Oito motivos para celebrar o retorno do festival cantando os versos “olê olê olá! Lolla! Lolla!”

Planet Hemp

Textos por Abonico Smith

Fotos: Lolla BR/Camila Cara/Divulgação

Enfim, a música está definitivamente de volta aos palcos no Brasil. E os festivais de música também.

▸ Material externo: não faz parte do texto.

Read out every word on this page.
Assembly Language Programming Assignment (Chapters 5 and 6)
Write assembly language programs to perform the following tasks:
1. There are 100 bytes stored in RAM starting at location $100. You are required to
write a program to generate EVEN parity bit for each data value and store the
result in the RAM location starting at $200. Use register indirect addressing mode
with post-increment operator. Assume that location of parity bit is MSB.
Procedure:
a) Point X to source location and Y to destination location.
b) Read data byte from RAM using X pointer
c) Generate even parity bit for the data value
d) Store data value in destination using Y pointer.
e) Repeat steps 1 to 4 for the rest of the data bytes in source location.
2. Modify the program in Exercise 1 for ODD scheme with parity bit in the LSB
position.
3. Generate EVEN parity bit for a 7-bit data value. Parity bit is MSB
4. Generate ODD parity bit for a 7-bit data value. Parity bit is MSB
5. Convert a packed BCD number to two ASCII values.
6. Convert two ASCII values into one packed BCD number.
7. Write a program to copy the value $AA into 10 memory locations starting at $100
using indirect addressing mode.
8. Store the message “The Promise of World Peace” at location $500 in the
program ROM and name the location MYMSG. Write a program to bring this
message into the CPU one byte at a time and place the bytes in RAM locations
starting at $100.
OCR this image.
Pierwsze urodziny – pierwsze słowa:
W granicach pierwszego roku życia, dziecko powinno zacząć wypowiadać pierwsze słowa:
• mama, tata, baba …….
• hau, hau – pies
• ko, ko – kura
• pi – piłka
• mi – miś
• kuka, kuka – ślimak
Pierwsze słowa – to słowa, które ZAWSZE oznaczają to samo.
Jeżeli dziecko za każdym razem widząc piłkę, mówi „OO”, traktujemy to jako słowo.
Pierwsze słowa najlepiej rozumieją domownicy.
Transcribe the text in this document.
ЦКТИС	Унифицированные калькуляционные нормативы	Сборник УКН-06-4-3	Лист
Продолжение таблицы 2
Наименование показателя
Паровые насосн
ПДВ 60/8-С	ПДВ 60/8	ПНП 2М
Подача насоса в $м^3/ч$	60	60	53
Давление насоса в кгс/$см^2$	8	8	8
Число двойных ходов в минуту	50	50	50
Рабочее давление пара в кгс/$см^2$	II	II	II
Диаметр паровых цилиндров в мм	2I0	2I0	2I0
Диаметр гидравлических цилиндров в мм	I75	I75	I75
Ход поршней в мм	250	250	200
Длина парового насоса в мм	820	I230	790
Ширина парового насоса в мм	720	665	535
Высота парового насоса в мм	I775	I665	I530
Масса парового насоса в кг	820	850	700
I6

Depois de dois anos de muito isolamento, distanciamento e congelamento de eventos artísticos provocados pela pandemia, com os números em queda e o gradativo relaxamento das regras sociais, a grade de grandes eventos pode ser retomada em 2022. No terreno da música pop, tudo começou no último final de semana, no Autódromo de Interlagos, em São Paulo, com os quatro palcos e três dias do Lollapalooza Brasil, que, entre 25 e 27 de março, retomou um pouco daquela programação que estava sendo esperada para 2020, mas com várias alterações sendo feitas a cada cancelamento, até mesmo nas últimas semanas com a desistência de duas bandas internacionais por conta de gente diagnosticada com a covid-19. Surpresas que se prolongaram até a véspera do domingo, com o mundo sendo pego de surpresa pela notícia da inesperada morte de Taylor Hawkins, o carismático baterista do Foo Fighters, o último dos três headliners, horas antes de um show em outro festival na Colômbia.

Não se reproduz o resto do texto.